Unter der Haube der Exportstärke

Philipp Stachelsky hat gemeinsam mit dem Bozener Ökonomen Mario Huzel auf dem Makronom-Blog einen Blick unter die chromblitzende Haube der vermeintlichen deutschen Exportstärke. Ihr Befund: „Anstatt Deutschlands Rolle als Exportüberschuss-Weltmeister zu feiern, könnte man also auch über den Malus des Importdefizit-Absteigers klagen.“ Die Gründe sehen die Autoren in der schlechten Inlandsnachfrage, begründet durch:

  1. Ungerechte Einkommensverteilung
  2. Lohndumping
  3. Dadurch sinkende Inlandsnachfrage
  4. Hohe Sparquote bei Haushalten, Wirtschaft und Staat

Geld ist nur dann gut, wenn man es nicht ausgibt. Das ist das Grundprinzip der schwäbischen Hausfrau, die sich freilich nicht um die Kaufkraft der Kunden ihres Gemischtwarenladens scheren muss.

Der kranke Mann mit dem schlechten Gedächtnis

Die deutsche Selbstbeweihräucherung zeugt von einem sehr schlechten Gedächtnis: So erwarten die Wirtschaftsinstitute für 2017 ein Wirtschaftswachstum von 1,5 Prozent. Dynamik klingt anders, finden Sie? Da haben Sie Recht. Bundesfinanzminister Hans Eichel rechnete seinerzeit für das Jahr 2000 mit einem Wirtschaftswachstum von 2,5 Prozent. 1999 verzeichnete Deutschlands Leistungsbilanz ein vergleichsweise schmales Plus von 13,2 Milliarden Euro. 2016 lag der Überschuss übrigens bei 56,37 Milliarden Euro. Wachstum hat also nicht zwingend mit Überschüssen zu tun.

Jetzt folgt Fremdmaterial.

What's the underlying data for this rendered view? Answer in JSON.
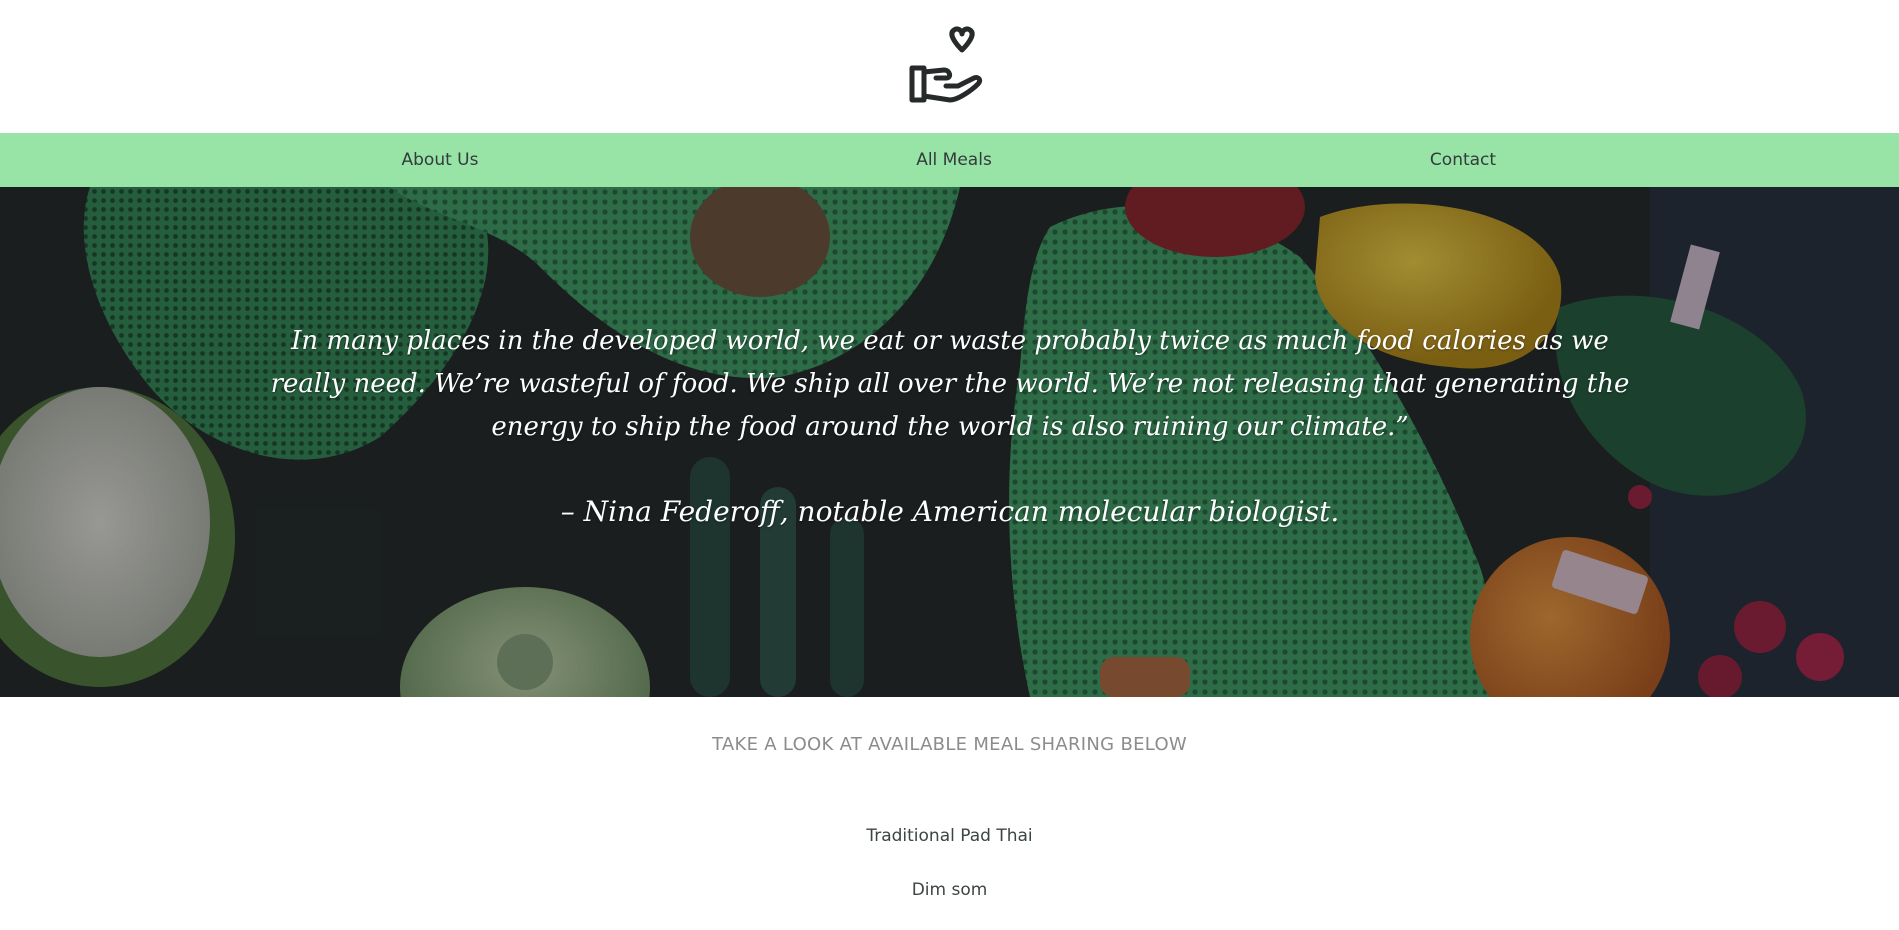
{
  "logo": {
    "icon": "hand-heart-icon",
    "stroke_color": "#262a2a"
  },
  "nav": {
    "background_color": "#98e4a6",
    "items": [
      {
        "label": "About Us"
      },
      {
        "label": "All Meals"
      },
      {
        "label": "Contact"
      }
    ]
  },
  "hero": {
    "quote": "In many places in the developed world, we eat or waste probably twice as much food calories as we really need. We’re wasteful of food. We ship all over the world. We’re not releasing that generating the energy to ship the food around the world is also ruining our climate.”",
    "author": "– Nina Federoff, notable American molecular biologist."
  },
  "section": {
    "title": "TAKE A LOOK AT AVAILABLE MEAL SHARING BELOW"
  },
  "meals": [
    {
      "name": "Traditional Pad Thai"
    },
    {
      "name": "Dim som"
    }
  ]
}
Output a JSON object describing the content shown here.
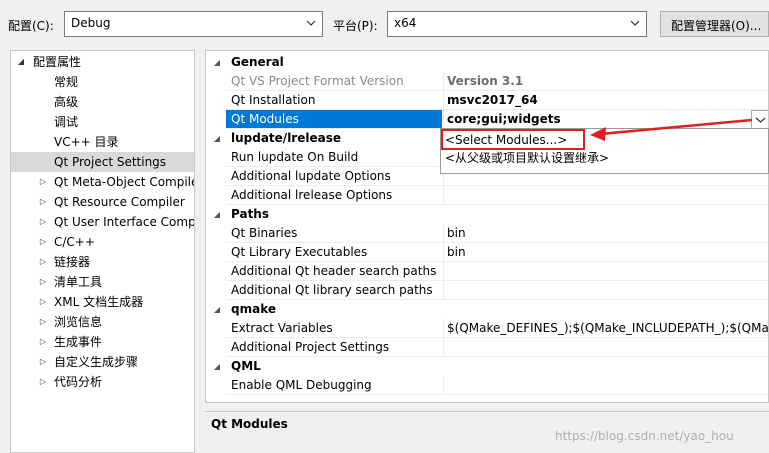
{
  "topbar": {
    "config_label": "配置(C):",
    "config_value": "Debug",
    "platform_label": "平台(P):",
    "platform_value": "x64",
    "manager_button": "配置管理器(O)..."
  },
  "tree": {
    "root": "配置属性",
    "items": [
      {
        "label": "常规",
        "expandable": false
      },
      {
        "label": "高级",
        "expandable": false
      },
      {
        "label": "调试",
        "expandable": false
      },
      {
        "label": "VC++ 目录",
        "expandable": false
      },
      {
        "label": "Qt Project Settings",
        "expandable": false,
        "selected": true
      },
      {
        "label": "Qt Meta-Object Compile",
        "expandable": true
      },
      {
        "label": "Qt Resource Compiler",
        "expandable": true
      },
      {
        "label": "Qt User Interface Comp",
        "expandable": true
      },
      {
        "label": "C/C++",
        "expandable": true
      },
      {
        "label": "链接器",
        "expandable": true
      },
      {
        "label": "清单工具",
        "expandable": true
      },
      {
        "label": "XML 文档生成器",
        "expandable": true
      },
      {
        "label": "浏览信息",
        "expandable": true
      },
      {
        "label": "生成事件",
        "expandable": true
      },
      {
        "label": "自定义生成步骤",
        "expandable": true
      },
      {
        "label": "代码分析",
        "expandable": true
      }
    ]
  },
  "grid": {
    "rows": [
      {
        "type": "cat",
        "name": "General"
      },
      {
        "type": "prop",
        "name": "Qt VS Project Format Version",
        "value": "Version 3.1",
        "disabled": true,
        "bold": true
      },
      {
        "type": "prop",
        "name": "Qt Installation",
        "value": "msvc2017_64",
        "bold": true
      },
      {
        "type": "prop",
        "name": "Qt Modules",
        "value": "core;gui;widgets",
        "bold": true,
        "selected": true
      },
      {
        "type": "cat",
        "name": "lupdate/lrelease"
      },
      {
        "type": "prop",
        "name": "Run lupdate On Build",
        "value": ""
      },
      {
        "type": "prop",
        "name": "Additional lupdate Options",
        "value": ""
      },
      {
        "type": "prop",
        "name": "Additional lrelease Options",
        "value": ""
      },
      {
        "type": "cat",
        "name": "Paths"
      },
      {
        "type": "prop",
        "name": "Qt Binaries",
        "value": "bin"
      },
      {
        "type": "prop",
        "name": "Qt Library Executables",
        "value": "bin"
      },
      {
        "type": "prop",
        "name": "Additional Qt header search paths",
        "value": ""
      },
      {
        "type": "prop",
        "name": "Additional Qt library search paths",
        "value": ""
      },
      {
        "type": "cat",
        "name": "qmake"
      },
      {
        "type": "prop",
        "name": "Extract Variables",
        "value": "$(QMake_DEFINES_);$(QMake_INCLUDEPATH_);$(QMake_"
      },
      {
        "type": "prop",
        "name": "Additional Project Settings",
        "value": ""
      },
      {
        "type": "cat",
        "name": "QML"
      },
      {
        "type": "prop",
        "name": "Enable QML Debugging",
        "value": ""
      }
    ]
  },
  "dropdown": {
    "options": [
      "<Select Modules...>",
      "<从父级或项目默认设置继承>"
    ]
  },
  "description": {
    "title": "Qt Modules"
  },
  "watermark": "https://blog.csdn.net/yao_hou",
  "colors": {
    "selection": "#0078d7",
    "annotation": "#e02020"
  }
}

Noch mehr Anlass zur Sorge bereitet ein Vergleich der wirtschaftlichen Rahmenbedingungen. SPD-Mann Eichel erwartete seine 2,5 Prozent vor dem Hintergrund einer exportfeindlich starken D-Mark, und Deutschland galt – halten Sie sich fest – als der kranke Mann Europas. Heute prognostizieren die Wirtschaftsweisen ihre 1,5 Prozent vor dem Hintergrund einer Euro-Talfahrt, die deutsche Waren auf den Weltmärkten jeden Tag billiger macht. Zusätzlich flutet die Europäische Zentralbank EZB die Märkte mit historisch billigem Geld, praktisch zinsfrei. Dennoch: Das deutsche Wirtschaftswachstum wird dieses Jahr nicht einmal 2 Prozent erreichen.

Die Alarmsignale von Bitterfeld-Wolfen

Das lässt nur einen Schluss zu: Der Export steht am Anschlag. Mehr geht nicht. Das macht deutlich, welche Abgründe sich hinter der trügerischen Exportüberstärke auftun. Dahinter verbirgt sich eine dauerhafte Schwäche der Inlandsnachfrage. Das ist nicht ungefährlich. Schlägt Trumps Protektionismus durch, bricht der Export ein, dann gilt Deutschland schnell wieder als der kranke Mann Europas. Stachelsky und Huzel übersehen in ihrem Kommentar einen alarmierenden Punkt: die Demografie. Deutschland stirbt dahin.

Der britische Economist hat beispielhaft Bitterfeld-Wolfen in Sachsen-Anhalt besucht. Gäbe es die DDR heute noch, wäre sie das im Schnitt älteste Land der Welt, schreibt der Economist. Abwanderung und Verunsicherung der Wendejahre schlug auf die Geburtenrate. Kinder die in den 1990er Jahren aber nicht geboren wurden, können aber 2010 auch selbst keine Kinder zeugen. Auch hier steht Deutschland am Anschlag. Mehr Inlandsnachfrage durch mehr Beschäftigung? Ausgeschlossen! Dafür fehlen Deutschland die Arbeitskräfte. Aber selbst Sozialleistungen wirken sich bei der Nachfrage aus. So hievten die Flüchtlinge in den vergangenen Jahren die Wachstumsraten in Deutschland, Österreich und Schweden um 0,5 bis 1,1 Prozentpunkte an.